Some law professors feel UB has mishandled Malkan for a second time by banning him from campus. One professor who wished to remain anonymous suggested UB was creating a potential threat rather than preventing one.
The situation “represents a serious ongoing travesty of justice by the law school and University and ongoing bad risk management strategies,” the professor said. “It would have been reasonable and beneficial for all to have settled with Malkan early on, treating him with dignity and with a careful evaluation of the facts of his claims.”
Malkan’s battle with the law school goes back to 2008.

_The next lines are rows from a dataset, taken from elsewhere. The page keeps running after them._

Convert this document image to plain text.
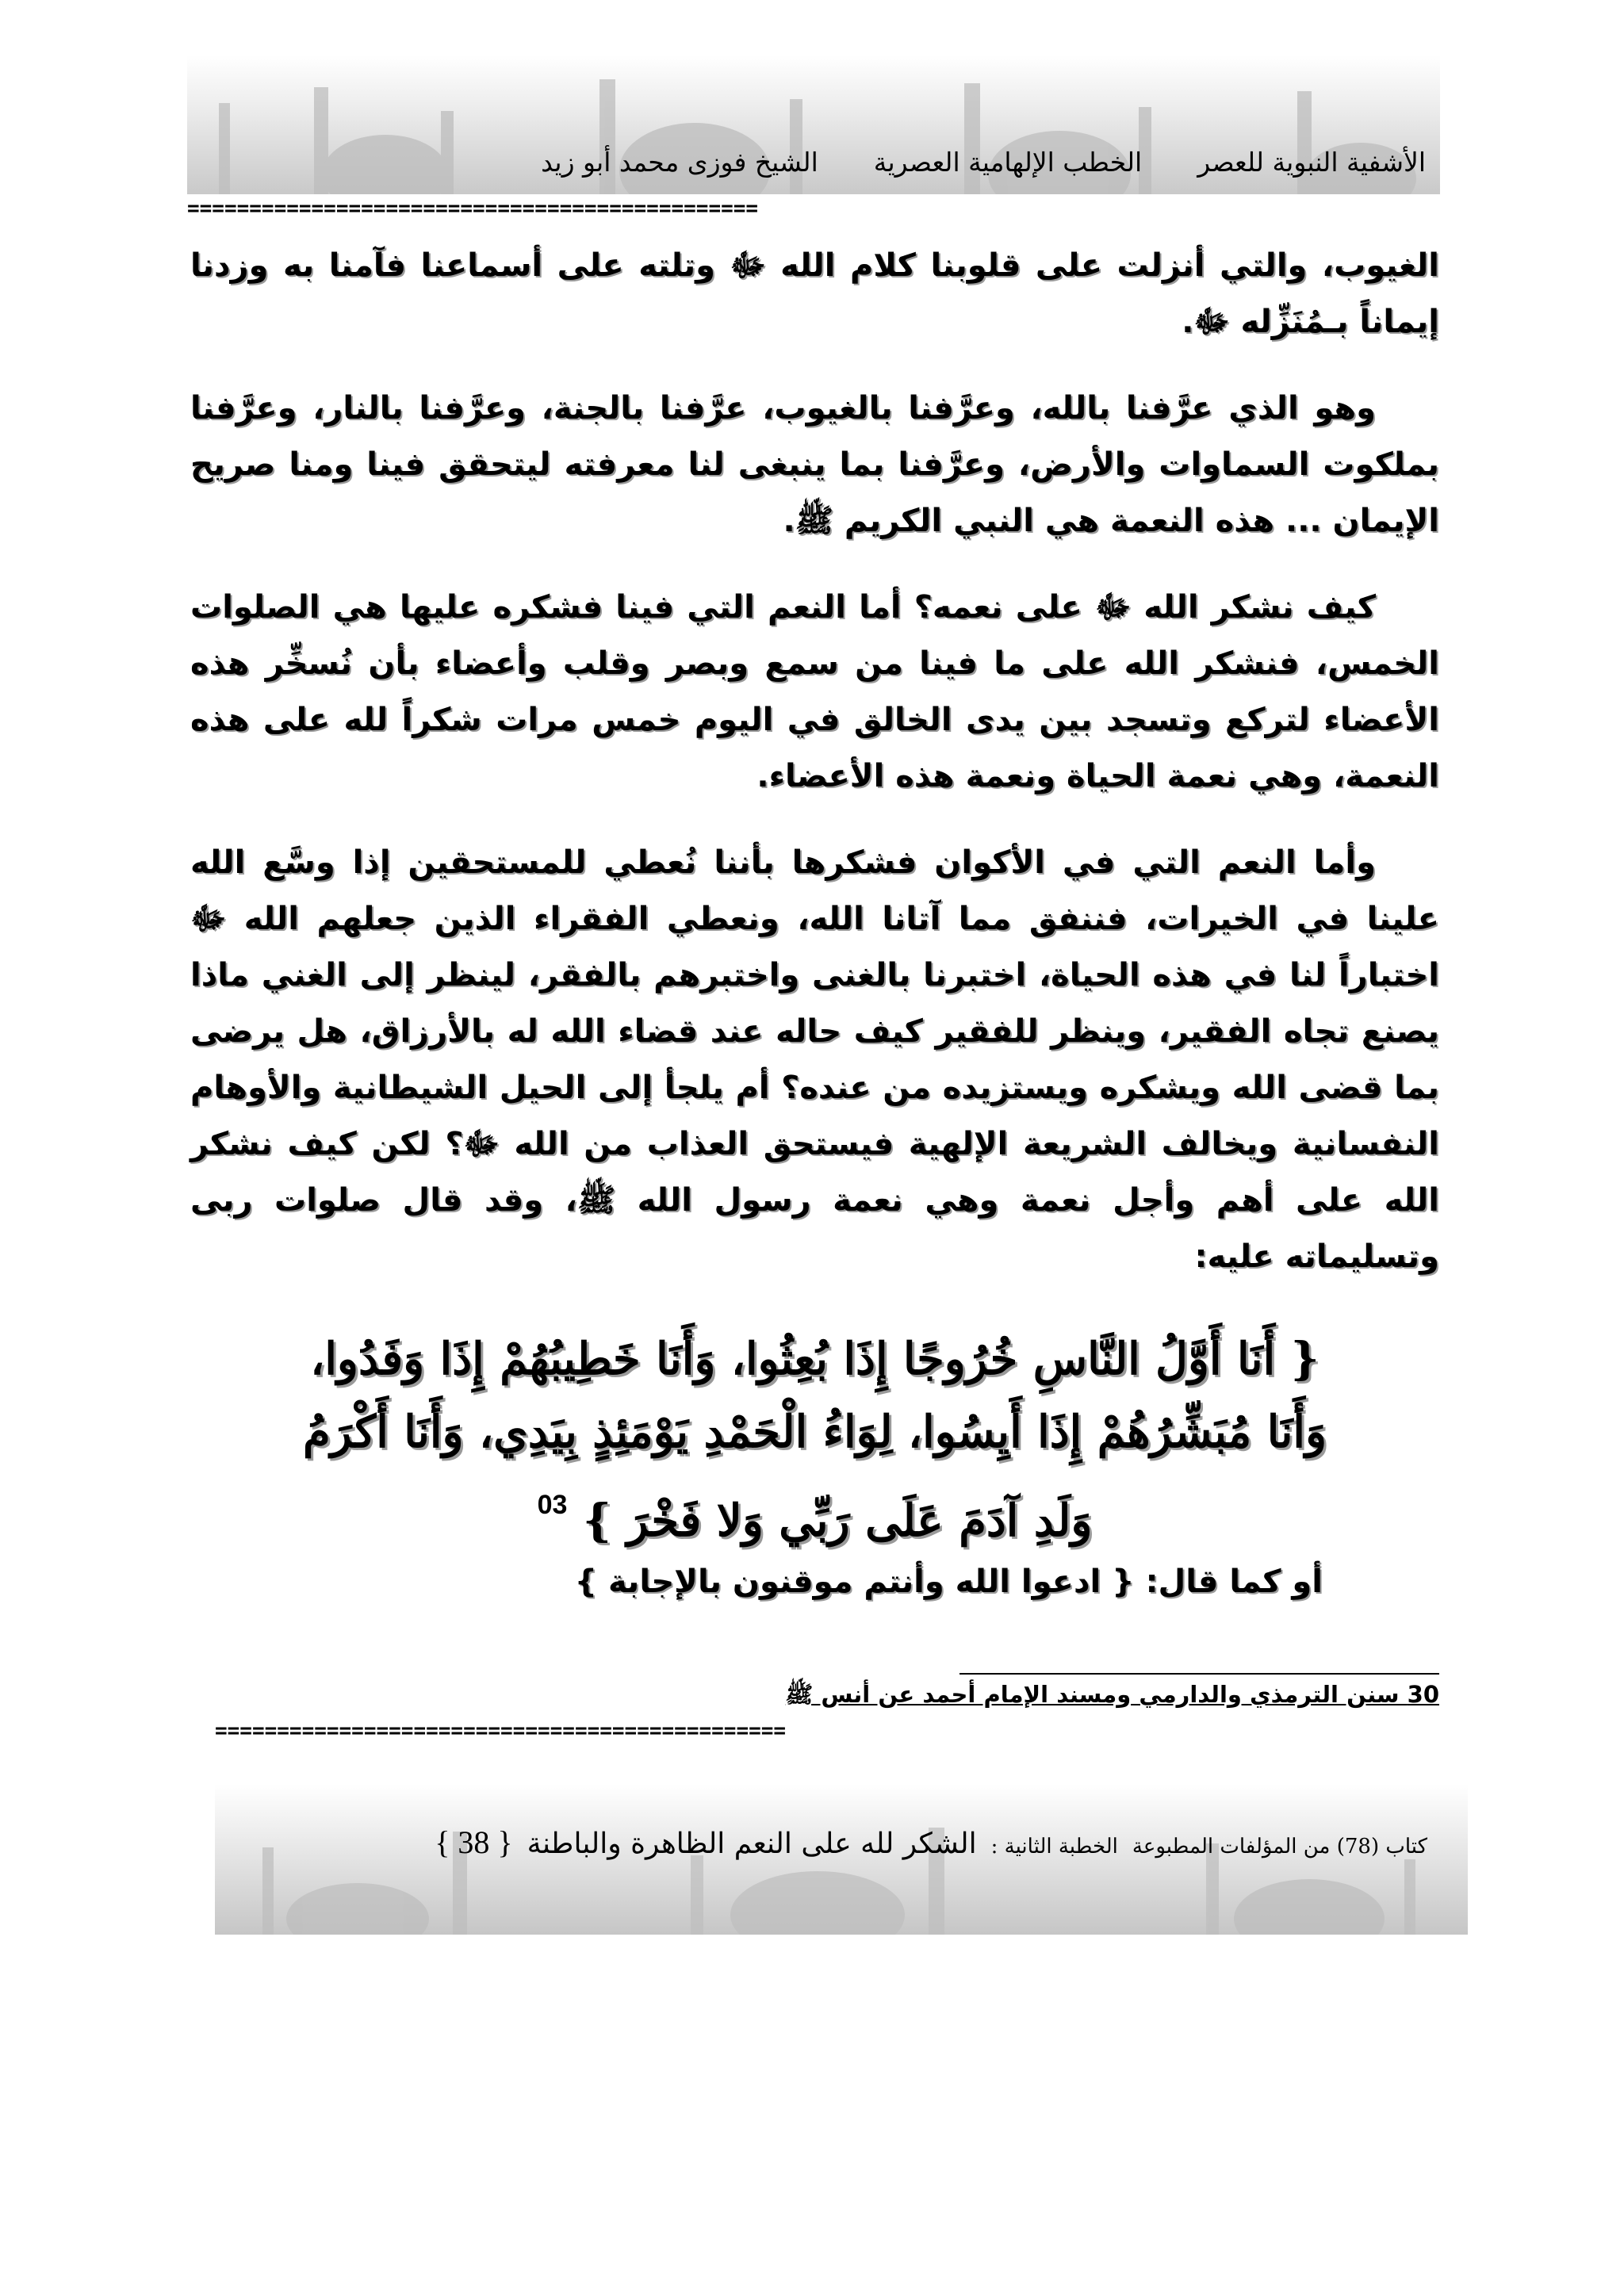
الأشفية النبوية للعصر
الخطب الإلهامية العصرية
الشيخ فوزى محمد أبو زيد
==============================================

الغيوب، والتي أنزلت على قلوبنا كلام الله ﷻ وتلته على أسماعنا فآمنا به وزدنا إيماناً بـمُنَزِّله ﷻ.

وهو الذي عرَّفنا بالله، وعرَّفنا بالغيوب، عرَّفنا بالجنة، وعرَّفنا بالنار، وعرَّفنا بملكوت السماوات والأرض، وعرَّفنا بما ينبغى لنا معرفته ليتحقق فينا ومنا صريح الإيمان ... هذه النعمة هي النبي الكريم ﷺ.

كيف نشكر الله ﷻ على نعمه؟ أما النعم التي فينا فشكره عليها هي الصلوات الخمس، فنشكر الله على ما فينا من سمع وبصر وقلب وأعضاء بأن نُسخِّر هذه الأعضاء لتركع وتسجد بين يدى الخالق في اليوم خمس مرات شكراً لله على هذه النعمة، وهي نعمة الحياة ونعمة هذه الأعضاء.

وأما النعم التي في الأكوان فشكرها بأننا نُعطي للمستحقين إذا وسَّع الله علينا في الخيرات، فننفق مما آتانا الله، ونعطي الفقراء الذين جعلهم الله ﷻ اختباراً لنا في هذه الحياة، اختبرنا بالغنى واختبرهم بالفقر، لينظر إلى الغني ماذا يصنع تجاه الفقير، وينظر للفقير كيف حاله عند قضاء الله له بالأرزاق، هل يرضى بما قضى الله ويشكره ويستزيده من عنده؟ أم يلجأ إلى الحيل الشيطانية والأوهام النفسانية ويخالف الشريعة الإلهية فيستحق العذاب من الله ﷻ؟ لكن كيف نشكر الله على أهم وأجل نعمة وهي نعمة رسول الله ﷺ، وقد قال صلوات ربى وتسليماته عليه:

{ أَنَا أَوَّلُ النَّاسِ خُرُوجًا إِذَا بُعِثُوا، وَأَنَا خَطِيبُهُمْ إِذَا وَفَدُوا،
وَأَنَا مُبَشِّرُهُمْ إِذَا أَيِسُوا، لِوَاءُ الْحَمْدِ يَوْمَئِذٍ بِيَدِي، وَأَنَا أَكْرَمُ
وَلَدِ آدَمَ عَلَى رَبِّي وَلا فَخْرَ } $^{03}$
أو كما قال: { ادعوا الله وأنتم موقنون بالإجابة }
30 سنن الترمذي والدارمي ومسند الإمام أحمد عن أنس ﷺ
==============================================
كتاب (78) من المؤلفات المطبوعة
الخطبة الثانية :
الشكر لله على النعم الظاهرة والباطنة
{ 38 }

Mutua, who had just recently been promoted to permanent dean, fired Malkan despite Malkan having signed what was essentially a 5-year clinical professor contract in November of 2006. It stated he could only be fired for cause in accordance with the law school accreditation standard.

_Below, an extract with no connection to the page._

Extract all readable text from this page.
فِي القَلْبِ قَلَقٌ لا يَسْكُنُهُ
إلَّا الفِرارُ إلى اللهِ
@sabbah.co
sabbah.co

After Malkan filed suit, Mutua allegedly lied under oath when he claimed a faculty vote to promote Malkan to clinical professor never occurred. Seven UB faculty members have testified under oath that the vote did take place.

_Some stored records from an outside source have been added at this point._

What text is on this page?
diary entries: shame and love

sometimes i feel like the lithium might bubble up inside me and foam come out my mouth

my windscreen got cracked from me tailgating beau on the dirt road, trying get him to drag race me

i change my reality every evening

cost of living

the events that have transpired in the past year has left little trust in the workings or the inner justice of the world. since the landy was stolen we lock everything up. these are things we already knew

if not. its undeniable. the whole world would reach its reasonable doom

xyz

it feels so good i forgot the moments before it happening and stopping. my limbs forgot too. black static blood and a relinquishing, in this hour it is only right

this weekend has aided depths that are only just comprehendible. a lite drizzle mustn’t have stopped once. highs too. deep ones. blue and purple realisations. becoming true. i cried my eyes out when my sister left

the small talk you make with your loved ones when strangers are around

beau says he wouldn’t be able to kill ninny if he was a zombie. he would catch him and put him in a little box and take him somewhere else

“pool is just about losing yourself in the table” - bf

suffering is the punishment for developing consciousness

Mutua resigned as dean in September of 2014 amid the allegations and has been on leave since December.
University officials said UB does not comment on pending litigation and UB is not party to or involved in the Mutua litigation.
The law professor who spoke to The Spectrum said there “is no reason for the University to violate the law and to continue to defend what appears to be clearly untruthful testimony.”
In his mass emails, Malkan has mentioned the 2012 Sandy Hook Elementary School shooting, the 2010 University of Alabama in Huntsville shooting and most recently, theUmpqua Community College (UCC) shooting in Oregon on Oct. 1.
The same day as the UCC shooting, Malkan sent law faculty an email saying, “Today’s terrible crime is unspeakably tragic. Every time this senseless and insane violence recurs, which is all too often, I despair that I will ever recover my reputation and dignity.”
Malkan said he only mentioned these shootings in the context that he is “extremely distressed” that Mutua and Gardner have associated him with mass shootings by making comments he is unstable and a threat to faculty. Mutua said in a 2013 deposition that Malkan could “go postal” at any time, according to Malkan.
Officials said faculty were alarmed by Malkan’s reference to a University of Alabama in Huntsville faculty member fatally shooting her colleagues because the case involved workplace violence.
Malkan claims Gardner instigated the ban by reporting the emails to UB University Police. Malkan believes Gardener made the reports in order to defame him and gain an advantage in the ongoing legal battle. He claims Gardner and Mutua are hoping to take advantage of the national climate of fear over school shootings to paint him as a potential threat.
The university denies both of these claims. Officials said the university forwarded Malkan’s emails to UPD because of faculty fear of the school shootings referenced in the emails.
The Spectrum asked UPD for the police report regarding Malkan’s emails. Chief of Police Gerald Schoenle said no police report exists and called the case an “administrative matter.”
The Spectrum obtained an email Gardner sent to law school faculty on Friday informing them that Malkan was banned from campus and advising them to call UPD if they see Malkan on campus. The email included two photos of Malkan.
“The safety of each and every one of you is my number one priority,” Gardner wrote in the email.
UB is not the only institution sending out warnings about Malkan. David Sleight, the assistant attorney general in the Mutua lawsuit, said in Oct. 2 court papers that the attorney general’s office sent out an office-wide warning about Malkan. Sleight declined comment Tuesday because of the ongoing case.
The next step in Malkan’s legal case against Mutua is solving Malkan and Sleight’s Rule 11 sanctions against one another.
According to photos and tweets posted on Mutua’s Twitter account, the former dean has been traveling to places such as Rome and his native Kenya during his leave of absence, but returned to Buffalo on Oct. 8.
Malkan can appeal his ban from campus in one year’s time.